The woman, a young professional, asked not to be identified.  But she’s clearly not alone.  According to a new study, one in five people who take prescription drugs share them.  Those most likely to do so are as young as 12 up through age 45.

Turn on the TV and you’ll likely catch an ad for the sleep aid Ambien.  In one a rooster crows while the announcer talks about what you can do when “when morning comes in the middle of the night.”

Nearly half of the thirty second ad lists possible side effects including hallucination and walking or driving while sleeping.  Yet pervasive drug advertising makes household names out of medications even narcotics.   The FDA says these drugs are legal and proven safe.

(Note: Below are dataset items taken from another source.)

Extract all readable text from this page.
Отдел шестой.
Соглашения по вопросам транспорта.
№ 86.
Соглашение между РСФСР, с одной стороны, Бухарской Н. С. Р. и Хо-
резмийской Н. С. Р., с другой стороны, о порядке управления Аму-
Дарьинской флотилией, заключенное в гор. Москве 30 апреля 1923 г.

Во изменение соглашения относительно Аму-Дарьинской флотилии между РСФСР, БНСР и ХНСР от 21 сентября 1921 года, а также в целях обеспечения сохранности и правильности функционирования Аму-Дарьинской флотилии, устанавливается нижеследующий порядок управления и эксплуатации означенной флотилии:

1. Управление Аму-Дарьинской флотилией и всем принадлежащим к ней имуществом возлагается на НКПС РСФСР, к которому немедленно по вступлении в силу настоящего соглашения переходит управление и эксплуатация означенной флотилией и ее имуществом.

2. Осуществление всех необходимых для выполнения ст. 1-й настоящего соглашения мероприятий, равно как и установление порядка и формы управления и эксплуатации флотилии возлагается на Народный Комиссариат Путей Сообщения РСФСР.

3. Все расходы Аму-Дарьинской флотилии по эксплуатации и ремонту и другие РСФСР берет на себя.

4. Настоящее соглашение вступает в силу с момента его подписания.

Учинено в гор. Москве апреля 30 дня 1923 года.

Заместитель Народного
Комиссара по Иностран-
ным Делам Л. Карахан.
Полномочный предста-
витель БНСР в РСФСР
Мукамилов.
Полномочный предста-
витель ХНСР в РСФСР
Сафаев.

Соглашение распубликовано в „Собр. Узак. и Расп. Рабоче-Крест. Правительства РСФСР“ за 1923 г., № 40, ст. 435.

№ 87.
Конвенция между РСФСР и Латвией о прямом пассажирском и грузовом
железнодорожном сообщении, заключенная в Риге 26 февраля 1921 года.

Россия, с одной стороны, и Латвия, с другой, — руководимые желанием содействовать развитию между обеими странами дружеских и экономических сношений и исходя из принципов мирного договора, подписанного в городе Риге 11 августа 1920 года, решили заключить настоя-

The same women we spoke to earlier says she's also borrowed Ambien from her brother.  “I didn't think I could make a case for it with my doctor because it’s not something I need all the time,” she says.  If it were some medication I never heard of for something uncommon, I would never do it. "

The new study suggests a sizable group of people in their 20's and 30's consult friends to both diagnose health problems- - and to decide what drugs to take for them.  They do it *not to get high but to feel better.

More focused in the case of the woman who took the ADD medication,  less stressed in the case of a second woman who shares the anti-anxiety drug Clonazepan with her grown children.  “It's a coping tool and my children need it occasionally,” the woman tells 13 WHAM News.  “I never really thought about it as being wrong."

It is illegal to share your prescription medication with another person but a spokesman for the FDA tells 13 WHAM News it’s questionable whether the offense would be prosecuted.  Three out of four people who borrow drugs say they do it to avoid having to go to a doctor.  Those who loan their drugs say they do it to help someone.

“I take the lowest dose,” says the woman who shares her anti-anxiety medication with her adult children.  “What I give them is about a quarter of that.  so I know I’m not helping them become addicted I’m just trying to get them through whatever the crisis is."

Yet doctors say as small batches of pills get passed around-- information about dosage -- and risks - - is not included.  One in four people who take borrowed medication experience a side effect.

“If somebody shares a medication you don't know what warning goes with it you don't know what interaction with your own interaction you're going to have,” says Dr. Shellie Yussman of the University of Rochester Medical Center.   “There's also no guarantee of what that pill really is."

Yet pop culture both glamorizes, and normalizes these legal drugs.  Rapper Jay Z’s “Empire State of Mind” includes the lyrics “the city never sleeps better slip you an Ambien…”

Websites like www.pillgirldotcom suggest many young professionals are comfortable, perhaps too comfortable with prescription drugs including those labeled “controlled substance”.  In fact 60 percent more prescriptions are dispensed compared to 10 years ago. 

Prescription drugs don't seem like a drug in this day and age,” says the young professional we first interviewed for this story.  “I think people take it like ‘oh, I’ll take a sip of your drink’ and they don't think of it as dangerous as it could be."